*JMMC reaffirms commitment to full conformity
Lagos — For the coming year, the Organization of the Petroleum Exporting Countries, OPEC forecasts demand growing by at least 6 million barrels per day.
While delivering his opening remarks at the 46th meeting of the Joint Technical Committee Videoconference on Monday, OPEC Secretary-General, Mohammad Barkindo said the forecast of 6mb/d demand growth by next year reflects a downward revision of around 400,000 b/d.
According to him, the prospects for oil demand continues to remain weak.
“We expect demand this year to stay stagnant at about 90 mb/d, which represents a staggering decline of nearly 11 mb/d for the year compared to our January projection”, he said, adding that OPEC’s overall projections are more or less in line with those of the International Energy Agency, whose latest market report alludes to the role of the DoC and its strong conformity levels in helping to stabilise the global market.
Looking at India and China, OPEC said it expects oil demand in these countries to bounce back next year, growing by 14% in India and nearly 9% in China compared to 2020. That translates into combined growth of close to 1.7 mb/d for 2021.
Turning to the supply side, OPEC preliminary data for October shows that Organisation for Economic Co-operation and Development, OECD commercial stocks fell by 39 million barrels to nearly 3.2 billion barrels.
“They are still very high and continue to hover around 208 million barrels above the five-year average. This is a source of concern to all of us, especially given the weakness in oil demand and higher supply volumes that have become more evident in the physical markets,” he said.
On the economy, Barkindo said OPEC continues to foresee global GDP declining by more than 4% this year, a stunning setback when compared to January projection of +3.1% for 2020.
“How times have changed. Our projections reflect a cautious outlook for the coming year, with growth now expected at 4.4% in 2021”.
The forecast for next year represents a healthy rebound, but OPEC said it is nonetheless a downward revision from the 4.5% presented at last month’s meeting.
“India and China are expected to race ahead of global GDP expectations next year, with growth in these two economic tigers on course to rise by nearly 7% in each country”.
“I should add here that our GDP projections are now based on newly implemented 2017 purchase power parity levels as published by the World Bank and International Monetary Fund”, he said.

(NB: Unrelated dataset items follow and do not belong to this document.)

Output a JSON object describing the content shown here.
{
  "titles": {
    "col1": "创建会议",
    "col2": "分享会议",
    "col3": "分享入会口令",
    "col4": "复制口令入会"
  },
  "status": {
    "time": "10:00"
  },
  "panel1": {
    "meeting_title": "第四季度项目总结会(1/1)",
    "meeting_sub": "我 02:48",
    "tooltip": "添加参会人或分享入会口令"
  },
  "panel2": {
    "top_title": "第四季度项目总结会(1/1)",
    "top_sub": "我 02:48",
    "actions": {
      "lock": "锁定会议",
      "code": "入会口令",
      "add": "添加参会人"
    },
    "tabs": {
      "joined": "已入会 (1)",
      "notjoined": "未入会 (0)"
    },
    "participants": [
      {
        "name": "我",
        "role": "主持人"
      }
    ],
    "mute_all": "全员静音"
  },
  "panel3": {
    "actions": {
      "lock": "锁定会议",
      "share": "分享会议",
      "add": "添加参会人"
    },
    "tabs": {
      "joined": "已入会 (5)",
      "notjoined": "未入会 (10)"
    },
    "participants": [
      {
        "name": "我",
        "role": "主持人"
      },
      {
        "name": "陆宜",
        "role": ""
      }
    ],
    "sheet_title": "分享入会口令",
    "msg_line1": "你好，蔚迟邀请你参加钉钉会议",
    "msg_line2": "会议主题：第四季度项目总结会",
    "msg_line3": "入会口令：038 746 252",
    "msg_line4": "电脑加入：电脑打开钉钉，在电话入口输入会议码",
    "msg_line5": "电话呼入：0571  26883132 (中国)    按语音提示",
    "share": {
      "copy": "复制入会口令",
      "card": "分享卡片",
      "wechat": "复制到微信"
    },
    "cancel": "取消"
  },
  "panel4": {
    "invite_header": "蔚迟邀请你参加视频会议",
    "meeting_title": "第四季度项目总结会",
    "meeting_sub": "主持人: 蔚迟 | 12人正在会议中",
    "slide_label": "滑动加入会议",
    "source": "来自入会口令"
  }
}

… reaffirms commitment to full conformity
The Committee reviewed the monthly report prepared by its Joint Technical Committee, JTC, and developments in the global oil market since its last meeting on 19 October 2020, reaffirming its commitment to full conformity.
After reviewing crude oil production data for October 2020, conformity between May and October by participating OPEC and non-OPEC countries was put at 101 percent.
Barkindo said the cuts have contributed to reducing the global supply by approximately 1.6 billion barrels, including voluntary adjustments, and this has been key to the rebalancing of the market. Moreover, countries compensated a total of 768 tb/d to make up for previously overproduced volumes. This led to achieving a level of 99.5% of the production adjustment commitments since May.
“The Committee expressed its appreciation to the participating countries, particularly to the UAE and Angola, which has performed beyond expectation, while reiterating the critical importance of adhering to full conformity and compensating the overproduced volumes, in order to achieve the objective of market rebalancing and to avoid undue delay in the process”.
He urged all participating countries to be vigilant, proactive and be prepared to act, when necessary, to the requirements of the market.
The Committee’s recommendations will be provided to 12th OPEC and non-OPEC Ministerial Meeting, which is scheduled to take place by videoconference on 1 December 2020.